Disappointments and dissatisfactions feel natural and automatic, especially when we have expectations and desires, but how much is enough?

The refusal to be satisfied causes suffering because those who are never satisfied are never at peace.

Dissatisfaction is disconnection.

When we are negatively focused—when we notice our lack of—we are compelled to discard the things in front of us and go off chasing shadows. But it’s the things right in front of us that make our life fulfilling.

So while we might feel like the FOMO life is living in the present, we are, in fact, forfeiting and disconnecting from our own present path to be the running partners of other people’s journeys.

And how can we be truly happy running in someone else’s tracks?

Take ownership of our day

Taking ownership of our lives happens one day at a time. FOMO attacks our willpower, so like any recovery process, we must recommit to our life, one day at a time—twice, daily if needed.

When I’ve spread myself too thin, it felt like life was running me instead of the other way around, which is what we all aim for. A life driven by FOMO doesn’t make us a rebel—it makes us governable sheeple.

FOMO both rides on and cultivates a deficit in our identities

We talk about financial debt because dollars in the bank are a lot easier to see, and overdraft has very real repercussions. But debt is debt: identity debt works in the same way.
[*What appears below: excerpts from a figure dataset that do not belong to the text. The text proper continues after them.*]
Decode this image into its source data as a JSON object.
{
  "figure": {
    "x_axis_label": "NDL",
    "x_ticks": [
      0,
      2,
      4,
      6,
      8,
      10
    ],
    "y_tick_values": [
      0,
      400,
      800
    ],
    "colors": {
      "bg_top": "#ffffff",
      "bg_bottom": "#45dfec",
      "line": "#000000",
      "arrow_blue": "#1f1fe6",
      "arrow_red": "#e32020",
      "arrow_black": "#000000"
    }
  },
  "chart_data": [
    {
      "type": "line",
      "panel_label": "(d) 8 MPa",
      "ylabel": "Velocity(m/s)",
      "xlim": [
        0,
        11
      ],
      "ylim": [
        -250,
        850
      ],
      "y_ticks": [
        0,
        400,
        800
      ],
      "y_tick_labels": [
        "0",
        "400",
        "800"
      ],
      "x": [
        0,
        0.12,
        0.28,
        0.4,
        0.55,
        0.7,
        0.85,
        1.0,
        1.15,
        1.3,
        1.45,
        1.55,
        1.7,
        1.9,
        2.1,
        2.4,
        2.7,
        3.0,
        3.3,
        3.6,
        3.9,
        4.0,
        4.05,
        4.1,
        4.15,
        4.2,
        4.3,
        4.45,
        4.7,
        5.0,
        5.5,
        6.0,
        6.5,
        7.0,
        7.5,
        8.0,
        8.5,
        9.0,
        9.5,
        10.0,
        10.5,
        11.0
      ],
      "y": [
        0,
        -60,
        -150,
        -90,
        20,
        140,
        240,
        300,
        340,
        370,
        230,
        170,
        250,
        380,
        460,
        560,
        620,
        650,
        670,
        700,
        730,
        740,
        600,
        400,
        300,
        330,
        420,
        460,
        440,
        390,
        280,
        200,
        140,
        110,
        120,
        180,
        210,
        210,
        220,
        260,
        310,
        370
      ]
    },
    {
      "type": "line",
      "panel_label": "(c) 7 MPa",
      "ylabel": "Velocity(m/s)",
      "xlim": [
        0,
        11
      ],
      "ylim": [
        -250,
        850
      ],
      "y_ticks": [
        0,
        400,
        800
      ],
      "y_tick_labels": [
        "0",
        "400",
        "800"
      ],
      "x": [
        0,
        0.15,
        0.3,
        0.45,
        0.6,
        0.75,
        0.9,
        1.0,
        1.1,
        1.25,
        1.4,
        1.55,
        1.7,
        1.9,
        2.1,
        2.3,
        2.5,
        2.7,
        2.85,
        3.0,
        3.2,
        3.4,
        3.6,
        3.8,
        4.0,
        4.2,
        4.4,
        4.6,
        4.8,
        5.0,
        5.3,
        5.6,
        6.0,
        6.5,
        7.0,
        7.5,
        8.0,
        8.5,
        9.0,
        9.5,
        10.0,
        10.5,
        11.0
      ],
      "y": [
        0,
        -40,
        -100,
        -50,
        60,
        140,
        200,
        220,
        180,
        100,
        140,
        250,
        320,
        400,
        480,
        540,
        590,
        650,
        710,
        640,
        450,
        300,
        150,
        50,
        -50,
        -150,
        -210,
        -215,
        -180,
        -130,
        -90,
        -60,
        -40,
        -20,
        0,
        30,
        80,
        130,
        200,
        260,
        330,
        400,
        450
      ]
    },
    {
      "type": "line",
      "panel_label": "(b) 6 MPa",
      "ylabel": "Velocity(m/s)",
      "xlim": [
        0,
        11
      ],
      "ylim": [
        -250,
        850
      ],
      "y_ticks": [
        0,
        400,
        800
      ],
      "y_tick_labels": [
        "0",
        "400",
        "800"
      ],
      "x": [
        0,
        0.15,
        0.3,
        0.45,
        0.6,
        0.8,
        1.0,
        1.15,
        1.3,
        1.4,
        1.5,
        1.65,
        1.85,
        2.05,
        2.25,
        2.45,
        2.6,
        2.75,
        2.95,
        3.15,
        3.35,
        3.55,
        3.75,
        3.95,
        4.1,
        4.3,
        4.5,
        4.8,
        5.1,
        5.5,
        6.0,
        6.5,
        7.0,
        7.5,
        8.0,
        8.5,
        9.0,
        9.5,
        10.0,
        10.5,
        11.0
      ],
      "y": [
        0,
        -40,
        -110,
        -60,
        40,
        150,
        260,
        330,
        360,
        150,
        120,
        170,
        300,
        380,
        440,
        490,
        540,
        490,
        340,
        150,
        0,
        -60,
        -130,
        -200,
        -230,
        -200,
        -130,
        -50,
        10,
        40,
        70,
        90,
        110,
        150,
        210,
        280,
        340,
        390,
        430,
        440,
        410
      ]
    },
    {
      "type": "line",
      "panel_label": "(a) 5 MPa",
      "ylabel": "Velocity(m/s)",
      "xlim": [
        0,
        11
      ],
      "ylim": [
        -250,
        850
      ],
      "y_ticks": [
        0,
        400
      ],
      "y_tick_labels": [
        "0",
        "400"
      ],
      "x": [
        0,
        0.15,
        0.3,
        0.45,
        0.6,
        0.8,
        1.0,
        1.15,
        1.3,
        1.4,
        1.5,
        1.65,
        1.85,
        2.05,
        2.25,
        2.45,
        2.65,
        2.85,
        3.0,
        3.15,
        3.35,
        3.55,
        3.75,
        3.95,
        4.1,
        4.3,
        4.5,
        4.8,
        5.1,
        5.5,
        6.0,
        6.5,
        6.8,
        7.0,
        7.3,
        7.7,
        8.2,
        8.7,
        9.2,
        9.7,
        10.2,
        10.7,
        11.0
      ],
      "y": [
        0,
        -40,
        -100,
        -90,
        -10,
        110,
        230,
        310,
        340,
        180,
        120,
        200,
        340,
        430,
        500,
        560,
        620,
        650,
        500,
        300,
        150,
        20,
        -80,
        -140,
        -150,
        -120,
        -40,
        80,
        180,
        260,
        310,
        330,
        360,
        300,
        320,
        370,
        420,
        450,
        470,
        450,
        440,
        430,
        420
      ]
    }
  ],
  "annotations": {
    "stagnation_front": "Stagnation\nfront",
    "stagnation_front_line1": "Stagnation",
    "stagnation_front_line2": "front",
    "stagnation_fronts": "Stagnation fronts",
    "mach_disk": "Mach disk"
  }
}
The long-term effects of FOMO are sociologically and psychologically complex—essentially, we end up conditioned to a “trial sized life.” Our life ends up a cheap vignette of cameo appearances between commercial breaks, instead of being a powerhouse prime time show where we play the lead.

A lot of things sound and appear sexy, but the things and people who derail us often are. The brightest mushrooms in the forest are the ones that are poisonous.

I hope the strategies above, consolidated from hindsight, could form our collective foresight as we navigate, shape, and appreciate the contours and vibrance of our own lives.